This year’s Comic-Con International was another impressive showing. Sold out a week before its opening with huge crowds of fans and a seemingly endless number of comics and Hollywood celebrities, Comic-Con has entered a golden age, and the show attracts more mainstream media coverage than ever before. It often seems as though the biggest problem facing the show is its own dizzying success: Sellout crowds, labyrinthine lines to get into any TV or movie related panel, and more programming events than a fan can ever hope to attend. But all the great features of Comic-Con become moot if you can’t buy a ticket to the show or find a hotel room. After the show, PWCW talked to Comic-Con director of marketing and public relations David Glanzer about some of challenges the show faces.
PW Comics Week: Well, it’s been another impressive Comic-Con with record numbers of people, media and events. But what do you do when can’t sell any more tickets? Where do you go from there? Your costs will continue to rise even if the size of your ticket sales and exhibition space cannot.
David Glanzer: Well the show was sold out, but we’re never happy when people can’t attend. That’s not good. Obviously when we max out space and attendance that leaves us with flat income. Everything else, hall rental and everything else, is going up in price. And like I mentioned to [PWCW co-editor] Heidi [MacDonald] earlier, we’ll probably look to augment our income by adding sponsored signage around the Hall.

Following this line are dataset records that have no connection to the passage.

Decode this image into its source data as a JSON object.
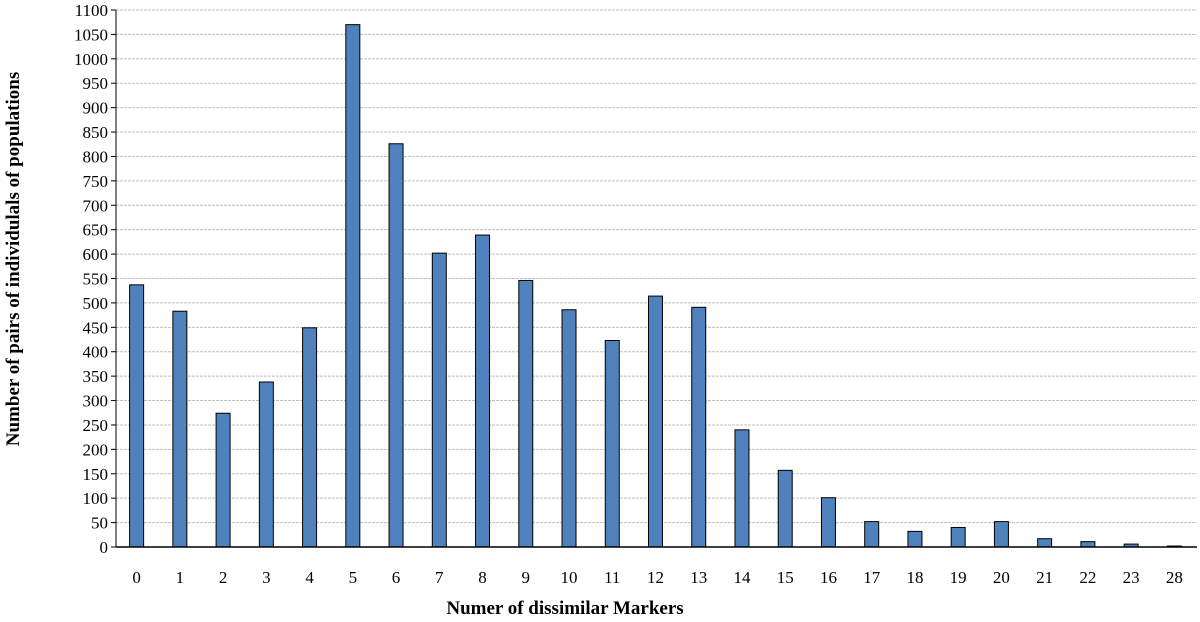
{
  "chart_data": {
    "type": "bar",
    "title": "",
    "xlabel": "Numer of dissimilar Markers",
    "ylabel": "Number of pairs of individulals of populations",
    "categories": [
      "0",
      "1",
      "2",
      "3",
      "4",
      "5",
      "6",
      "7",
      "8",
      "9",
      "10",
      "11",
      "12",
      "13",
      "14",
      "15",
      "16",
      "17",
      "18",
      "19",
      "20",
      "21",
      "22",
      "23",
      "28"
    ],
    "values": [
      537,
      483,
      274,
      338,
      449,
      1070,
      826,
      602,
      639,
      546,
      486,
      423,
      514,
      491,
      240,
      157,
      101,
      52,
      32,
      40,
      52,
      17,
      11,
      6,
      2
    ],
    "ylim": [
      0,
      1100
    ],
    "ytick_step": 50,
    "grid": true,
    "legend": "none",
    "bar_color": "#4F81BD"
  }
}
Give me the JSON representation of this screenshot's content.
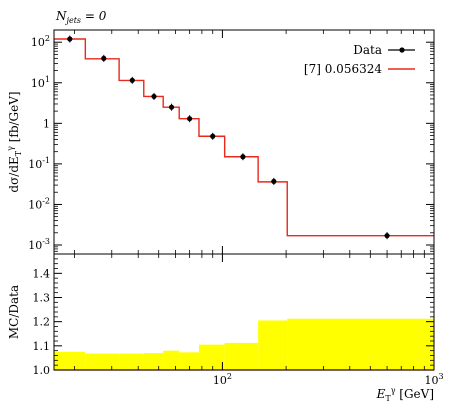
{
  "chart_data": [
    {
      "type": "line",
      "header": "N_jets = 0",
      "xlabel": "E_T^γ [GeV]",
      "ylabel": "dσ/dE_T^γ [fb/GeV]",
      "xscale": "log",
      "yscale": "log",
      "xlim": [
        16,
        1000
      ],
      "ylim": [
        0.0006,
        200
      ],
      "legend_position": "top-right",
      "x_tick_labels": [
        "10^2",
        "10^3"
      ],
      "y_tick_labels": [
        "10^2",
        "10^1",
        "1",
        "10^-1",
        "10^-2",
        "10^-3"
      ],
      "data_series": {
        "name": "Data",
        "color": "#000000",
        "points": [
          {
            "x": 19,
            "y": 120
          },
          {
            "x": 27.5,
            "y": 40
          },
          {
            "x": 37.5,
            "y": 11.5
          },
          {
            "x": 47.5,
            "y": 4.6
          },
          {
            "x": 57.5,
            "y": 2.5
          },
          {
            "x": 70,
            "y": 1.3
          },
          {
            "x": 90,
            "y": 0.48
          },
          {
            "x": 125,
            "y": 0.15
          },
          {
            "x": 175,
            "y": 0.037
          },
          {
            "x": 600,
            "y": 0.0017
          }
        ]
      },
      "mc_series": {
        "name": "[7] 0.056324",
        "color": "#e8291c",
        "bin_edges": [
          16,
          22.5,
          32.5,
          42.5,
          52.5,
          62.5,
          77.5,
          102.5,
          147.5,
          202.5,
          1000
        ],
        "values": [
          120,
          39,
          11.4,
          4.6,
          2.5,
          1.3,
          0.48,
          0.15,
          0.036,
          0.0017
        ]
      }
    },
    {
      "type": "area",
      "ylabel": "MC/Data",
      "xscale": "log",
      "xlim": [
        16,
        1000
      ],
      "ylim": [
        1.0,
        1.48
      ],
      "x_tick_labels": [
        "10^2",
        "10^3"
      ],
      "y_tick_labels": [
        "1.0",
        "1.1",
        "1.2",
        "1.3",
        "1.4"
      ],
      "band_color": "#ffff00",
      "bin_edges": [
        16,
        22.5,
        32.5,
        42.5,
        52.5,
        62.5,
        77.5,
        102.5,
        147.5,
        202.5,
        1000
      ],
      "band_upper": [
        1.075,
        1.068,
        1.068,
        1.07,
        1.08,
        1.073,
        1.105,
        1.112,
        1.205,
        1.212
      ],
      "band_lower": [
        1.0,
        1.0,
        1.0,
        1.0,
        1.0,
        1.0,
        1.0,
        1.0,
        1.0,
        1.0
      ],
      "ratio_series": {
        "color": "#e8291c",
        "values": [
          1.0,
          1.0,
          1.0,
          1.0,
          1.0,
          1.0,
          1.0,
          1.0,
          1.0,
          1.0
        ]
      }
    }
  ]
}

PWCW: There seemed to be much more stringent efforts at crowd control around the center than I’ve ever seen before.
DG: We’ve put a lot of effort into crowd control for the last 20 years. We know how to anticipate flow and move people around the facility. Even before we had a 6,000-seat theater we had to deal with halls that were packed with people. Now we know we can manage lines for very overcrowded rooms.
PWCW: I guess you’ve had to answer this question a lot, but what is your response to the general discussion out there that, perhaps, the show should move to another city?
DG: We would love to stay here; we love San Diego and it would make things so much simpler if we stay here. When we signed our last agreement with the city to stay through 2012, we knew we would have to forego growth for a few years. Now there is the possibility of the expansion of the Convention Center by the city. That’s something that wouldn’t just be just good for Comic-Con, but would be good for the city as a whole. They could book shows simultaneously and other things. But we haven’t seen much movement from the city on plans to expand the convention center.
PWCW: What about the hotel situation? It’s getting tougher to find a hotel for a reasonable price. I’m sure you read my colleague Heidi MacDonald’s commentary on hotel prices in San Diego, during and post Comic-Con. What’s your take on the cost of hotel rooms, and also your response to the city of San Diego’s study of the economic impact of Comic-Con, which apparently it says is somewhere around $32 million?
DG: Heidi seems to be the only one who has taken the time to compare hotel prices and, well, we weren’t really surprised; but hotel [prices] certainly seem to be higher for our event and yet the revenue produced by our attendees is supposedly less than other events. We try to work with the hotels and get special rates for our attendees, but hotel rooms are at a premium. We did our own survey about 2 years ago. It doesn’t include what we spend to set up the convention and it doesn’t include what our exhibitors, Hollywood, publishers and other vendors, spend; it’s just our attendees and what they spend on lodging, food and the usual expenditures outside the convention center. We came up with $60 million generated by our attendees and that’s just barebones; it’s not the total you’d get if you factored in what we spend setting up the show and what our exhibitors spend on parties and other things outside the convention.
PWCW: Would Comic-Con consider moving to another city?
DG: We listen to our attendees and we get feedback. Our attendees don’t want to leave San Diego and we don’t want to leave. But now, some of our attendees are saying that maybe we should explore the idea of leaving. We’ve had a city make us an offer in the past and we rejected it. I know people say that we’re using this for leverage but we don’t do this lightly. Believe me, it’s not for leverage.